Its necessity appears evident in periods like this; but since periods like this have become more frequent, there is an additional reason for having a universal PDS, selling a range of essential goods, as a permanent feature of the economy.
Put differently, a pandemic of the sort we are passing through at present, constitutes a warlike situation. Just as in a war, shortages not only arise but are created artificially through stockholding by speculators, for which universal public distribution becomes an essential antidote, likewise the current pandemic demands a universal PDS. And given the greater frequency of such pandemics, it needs to be a perennial feature of the economy.

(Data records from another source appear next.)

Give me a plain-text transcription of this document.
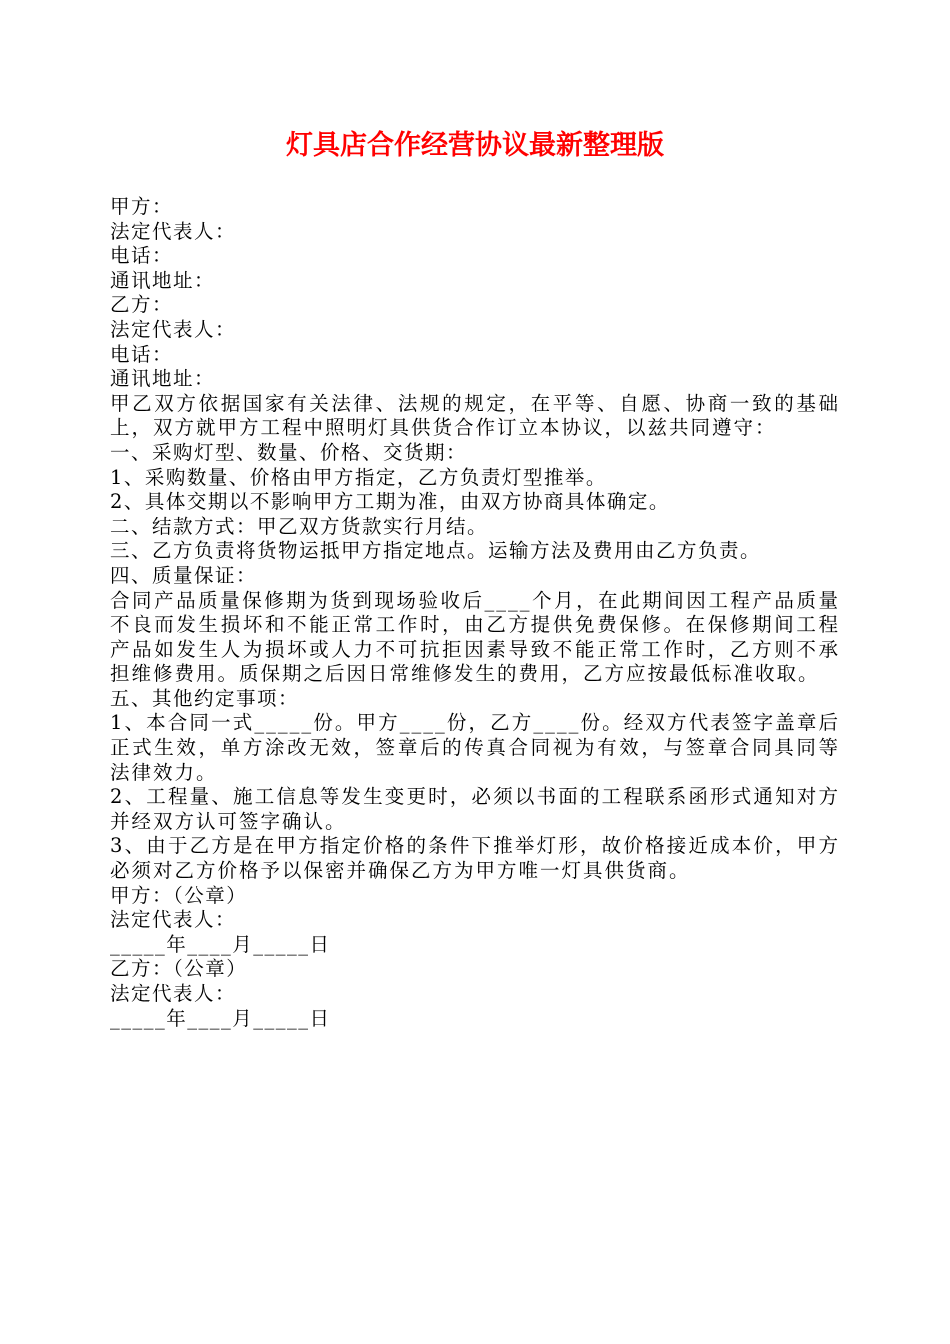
灯具店合作经营协议最新整理版

甲方：

法定代表人：

电话：

通讯地址：

乙方：

法定代表人：

电话：

通讯地址：

甲乙双方依据国家有关法律、法规的规定，在平等、自愿、协商一致的基础上，双方就甲方工程中照明灯具供货合作订立本协议，以兹共同遵守：

一、采购灯型、数量、价格、交货期：

1、采购数量、价格由甲方指定，乙方负责灯型推举。

2、具体交期以不影响甲方工期为准，由双方协商具体确定。

二、结款方式：甲乙双方货款实行月结。

三、乙方负责将货物运抵甲方指定地点。运输方法及费用由乙方负责。

四、质量保证：

合同产品质量保修期为货到现场验收后____个月，在此期间因工程产品质量不良而发生损坏和不能正常工作时，由乙方提供免费保修。在保修期间工程产品如发生人为损坏或人力不可抗拒因素导致不能正常工作时，乙方则不承担维修费用。质保期之后因日常维修发生的费用，乙方应按最低标准收取。

五、其他约定事项：

1、本合同一式_____份。甲方____份，乙方____份。经双方代表签字盖章后正式生效，单方涂改无效，签章后的传真合同视为有效，与签章合同具同等法律效力。

2、工程量、施工信息等发生变更时，必须以书面的工程联系函形式通知对方并经双方认可签字确认。

3、由于乙方是在甲方指定价格的条件下推举灯形，故价格接近成本价，甲方必须对乙方价格予以保密并确保乙方为甲方唯一灯具供货商。

甲方：（公章）

法定代表人：

_____年____月_____日

乙方：（公章）

法定代表人：

_____年____月_____日
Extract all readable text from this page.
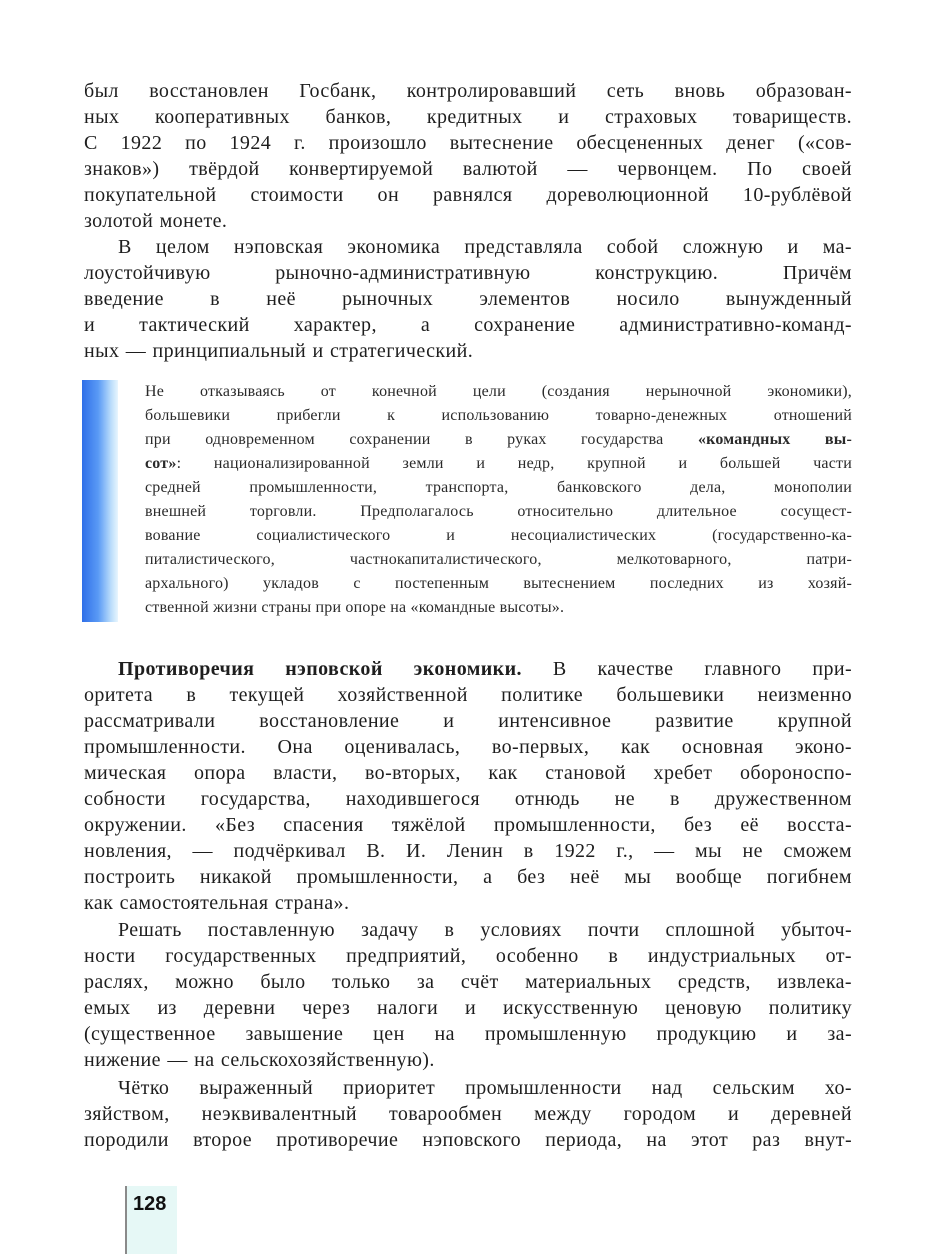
был восстановлен Госбанк, контролировавший сеть вновь образован-
ных кооперативных банков, кредитных и страховых товариществ.
С 1922 по 1924 г. произошло вытеснение обесцененных денег («сов-
знаков») твёрдой конвертируемой валютой — червонцем. По своей
покупательной стоимости он равнялся дореволюционной 10-рублёвой
золотой монете.
В целом нэповская экономика представляла собой сложную и ма-
лоустойчивую рыночно-административную конструкцию. Причём
введение в неё рыночных элементов носило вынужденный
и тактический характер, а сохранение административно-команд-
ных — принципиальный и стратегический.
Не отказываясь от конечной цели (создания нерыночной экономики),
большевики прибегли к использованию товарно-денежных отношений
при одновременном сохранении в руках государства «командных вы-
сот»: национализированной земли и недр, крупной и большей части
средней промышленности, транспорта, банковского дела, монополии
внешней торговли. Предполагалось относительно длительное сосущест-
вование социалистического и несоциалистических (государственно-ка-
питалистического, частнокапиталистического, мелкотоварного, патри-
архального) укладов с постепенным вытеснением последних из хозяй-
ственной жизни страны при опоре на «командные высоты».
Противоречия нэповской экономики. В качестве главного при-
оритета в текущей хозяйственной политике большевики неизменно
рассматривали восстановление и интенсивное развитие крупной
промышленности. Она оценивалась, во-первых, как основная эконо-
мическая опора власти, во-вторых, как становой хребет обороноспо-
собности государства, находившегося отнюдь не в дружественном
окружении. «Без спасения тяжёлой промышленности, без её восста-
новления, — подчёркивал В. И. Ленин в 1922 г., — мы не сможем
построить никакой промышленности, а без неё мы вообще погибнем
как самостоятельная страна».
Решать поставленную задачу в условиях почти сплошной убыточ-
ности государственных предприятий, особенно в индустриальных от-
раслях, можно было только за счёт материальных средств, извлека-
емых из деревни через налоги и искусственную ценовую политику
(существенное завышение цен на промышленную продукцию и за-
нижение — на сельскохозяйственную).
Чётко выраженный приоритет промышленности над сельским хо-
зяйством, неэквивалентный товарообмен между городом и деревней
породили второе противоречие нэповского периода, на этот раз внут-
128
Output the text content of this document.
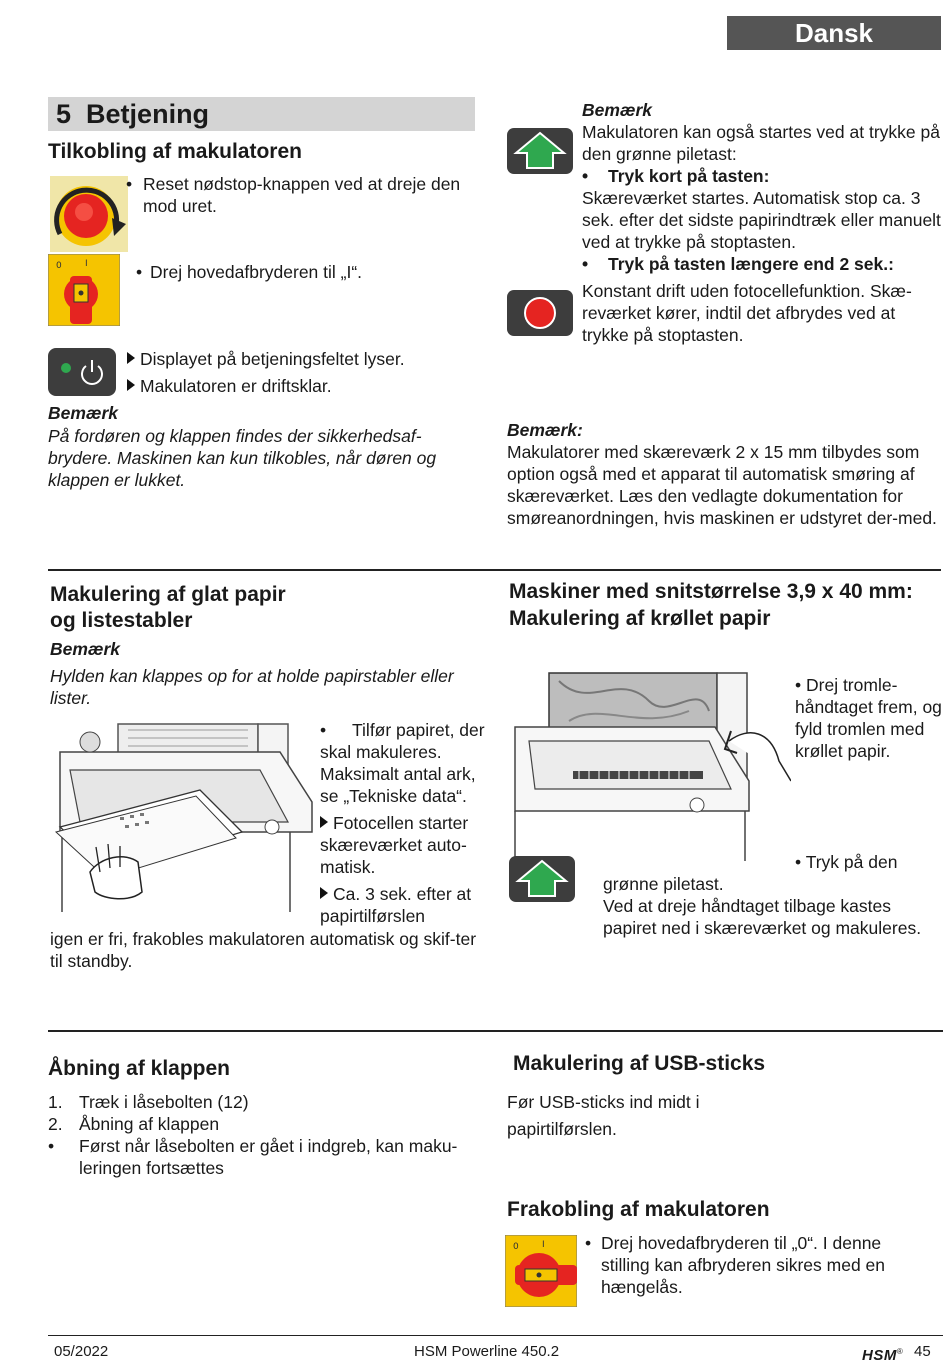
Dansk
5 Betjening
Tilkobling af makulatoren
• Reset nødstop-knappen ved at dreje den mod uret.
0	I	• Drej hovedafbryderen til „I“.
Displayet på betjeningsfeltet lyser.
Makulatoren er driftsklar.
Bemærk
På fordøren og klappen findes der sikkerhedsaf-brydere. Maskinen kan kun tilkobles, når døren og klappen er lukket.
Bemærk
Makulatoren kan også startes ved at trykke på den grønne piletast:
• Tryk kort på tasten:
Skæreværket startes. Automatisk stop ca. 3 sek. efter det sidste papirindtræk eller manuelt ved at trykke på stoptasten.
• Tryk på tasten længere end 2 sek.:
Konstant drift uden fotocellefunktion. Skæ-reværket kører, indtil det afbrydes ved at trykke på stoptasten.
Bemærk:
Makulatorer med skæreværk 2 x 15 mm tilbydes som option også med et apparat til automatisk smøring af skæreværket. Læs den vedlagte dokumentation for smøreanordningen, hvis maskinen er udstyret der-med.
Makulering af glat papir
og listestabler
Bemærk
Hylden kan klappes op for at holde papirstabler eller lister.
• Tilfør papiret, der skal makuleres. Maksimalt antal ark, se „Tekniske data“.
Fotocellen starter skæreværket auto-matisk.
Ca. 3 sek. efter at papirtilførslen
igen er fri, frakobles makulatoren automatisk og skif-ter til standby.
Maskiner med snitstørrelse 3,9 x 40 mm:
Makulering af krøllet papir
• Drej tromle-håndtaget frem, og fyld tromlen med krøllet papir.
• Tryk på den
grønne piletast.
Ved at dreje håndtaget tilbage kastes papiret ned i skæreværket og makuleres.
Åbning af klappen
1. Træk i låsebolten (12)
2. Åbning af klappen
• Først når låsebolten er gået i indgreb, kan maku-leringen fortsættes
Makulering af USB-sticks
Før USB-sticks ind midt i
papirtilførslen.
Frakobling af makulatoren
0	I • Drej hovedafbryderen til „0“. I denne stilling kan afbryderen sikres med en hængelås.
05/2022	HSM Powerline 450.2	HSM® 45
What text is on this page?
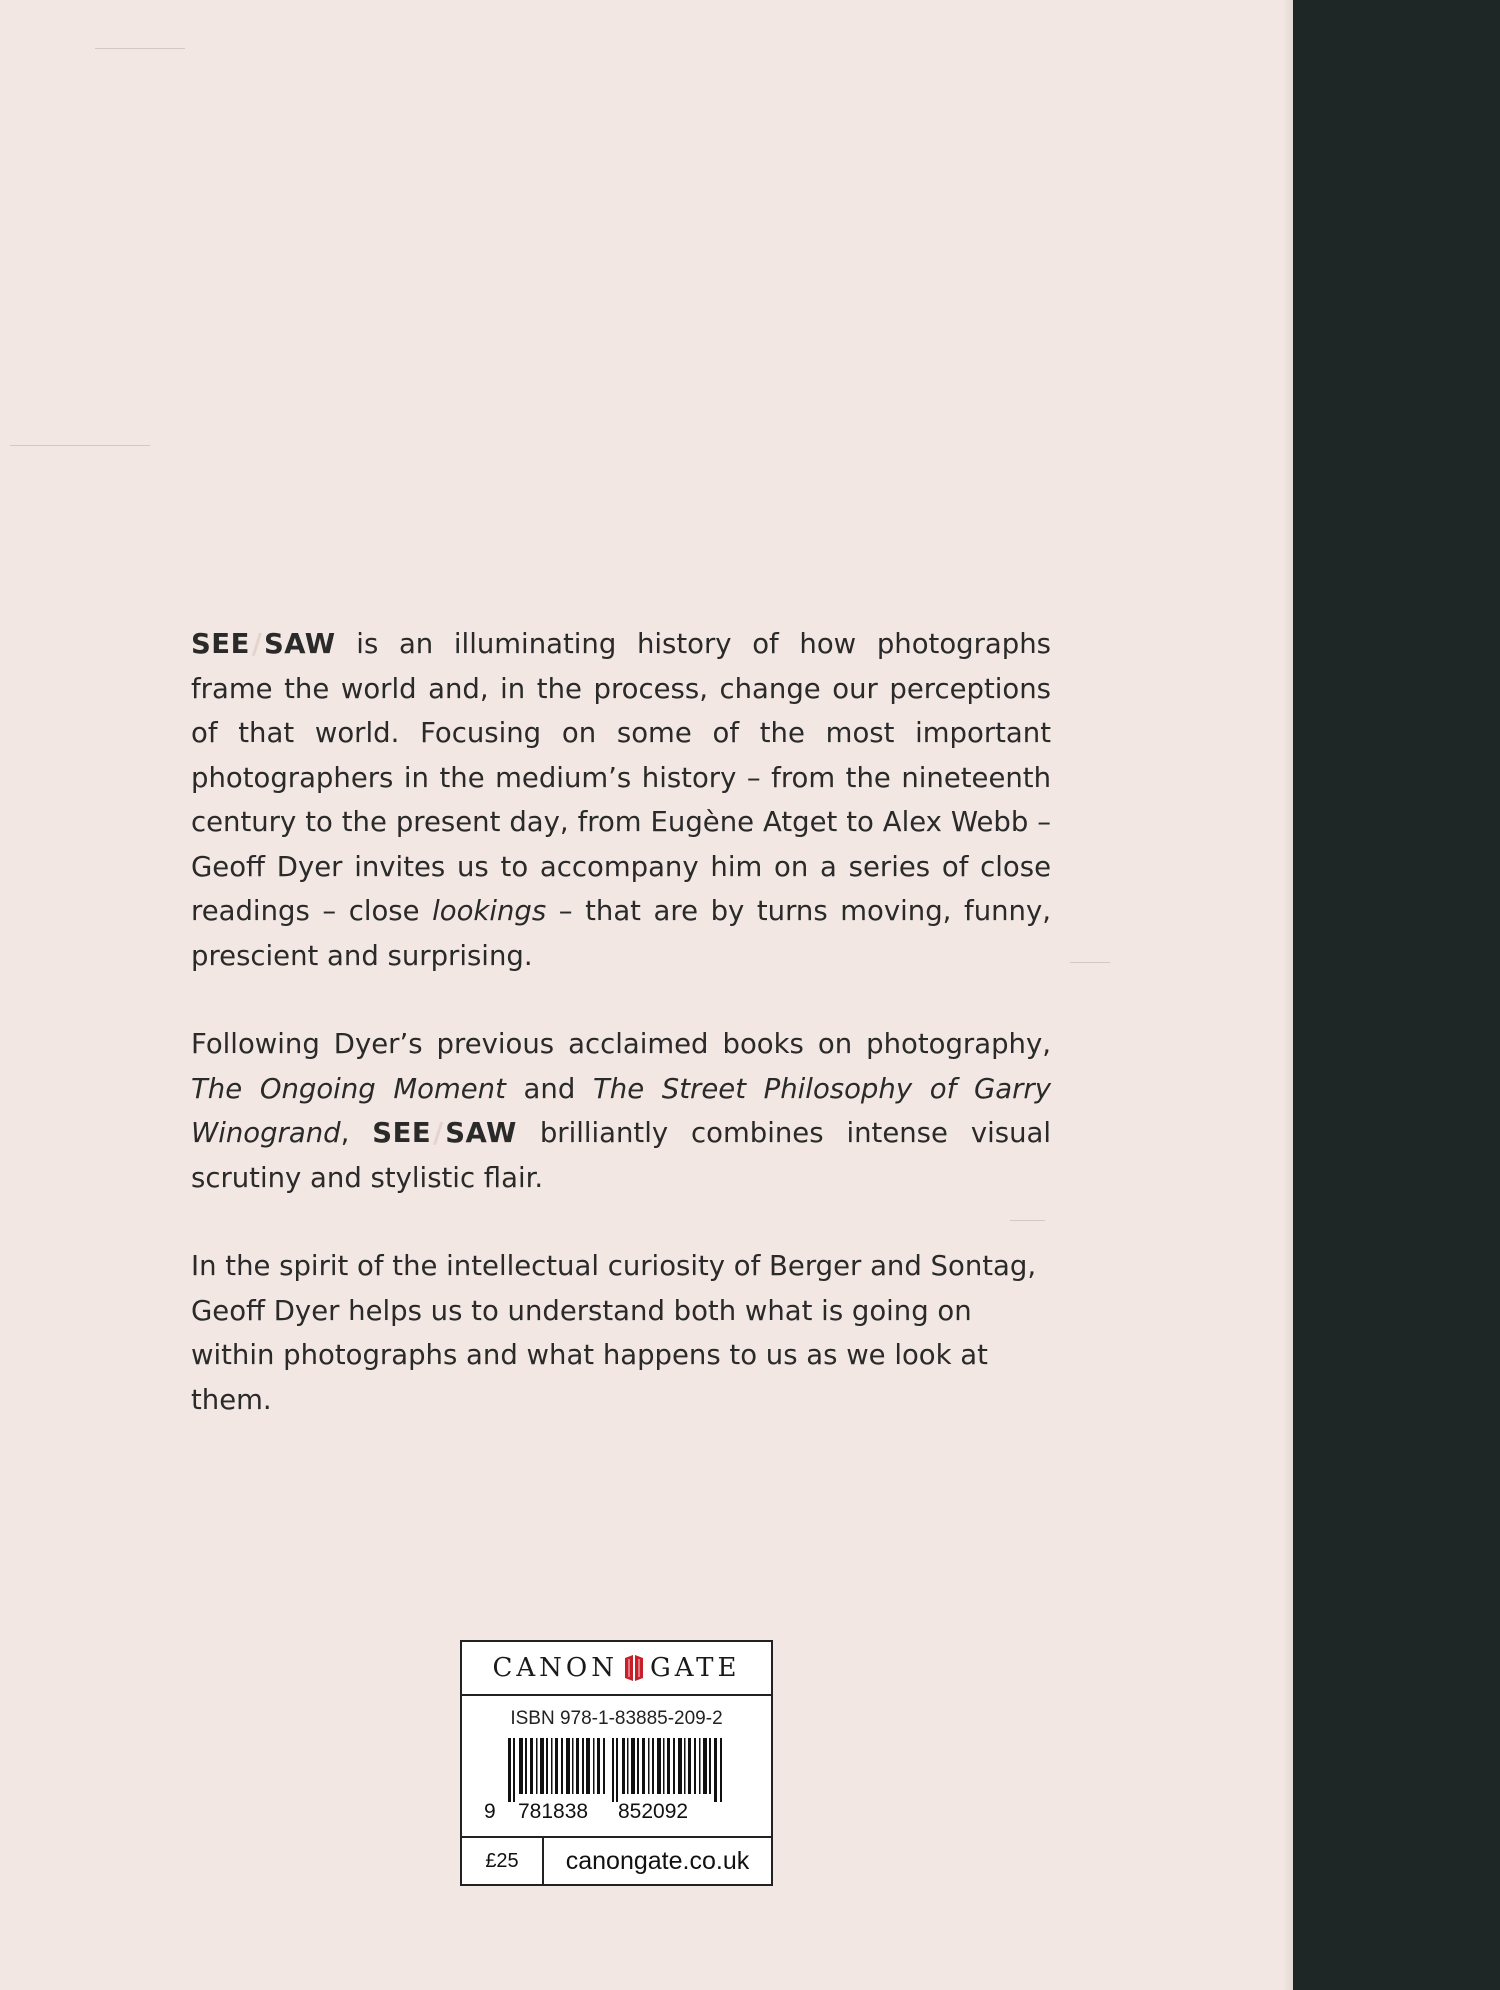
SEE/SAW is an illuminating history of how photographs frame the world and, in the process, change our perceptions of that world. Focusing on some of the most important photographers in the medium’s history – from the nineteenth century to the present day, from Eugène Atget to Alex Webb – Geoff Dyer invites us to accompany him on a series of close readings – close lookings – that are by turns moving, funny, prescient and surprising.

Following Dyer’s previous acclaimed books on photography, The Ongoing Moment and The Street Philosophy of Garry Winogrand, SEE/SAW brilliantly combines intense visual scrutiny and stylistic flair.

In the spirit of the intellectual curiosity of Berger and Sontag, Geoff Dyer helps us to understand both what is going on within photographs and what happens to us as we look at them.

CANON GATE
ISBN 978-1-83885-209-2
9 781838 852092
£25	canongate.co.uk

Both a comprehensive public healthcare system and a universal public distribution system were considered important desiderata during the dirigiste regime. Neoliberalism put an end to both. It encouraged the privatisation of essential services like education and healthcare. And it insisted on inducting big private traders, including trading MNCs, into the foodgrain market. In fact the advanced countries at the WTO negotiations wanted India to virtually roll back its PDS by winding up the system of procurement; but no Indian government can dare to do that, which is why we still have a truncated PDS for only the BPL. The neoliberal regime in short, which has effected these changes, also exposes the country to frequent pandemics that demand precisely a reversal of these changes.
Indeed the overall lesson from the current pandemic is to reverse the direction in which neoliberalism has forced us, to introduce a comprehensive public healthcare system and a universal public distribution system; otherwise several precious lives will be needlessly lost.
(Prabhat Patnaik is Professor Emeritus at the Centre for Economic Studies and Planning, Jawaharlal Nehru University, New Delhi.)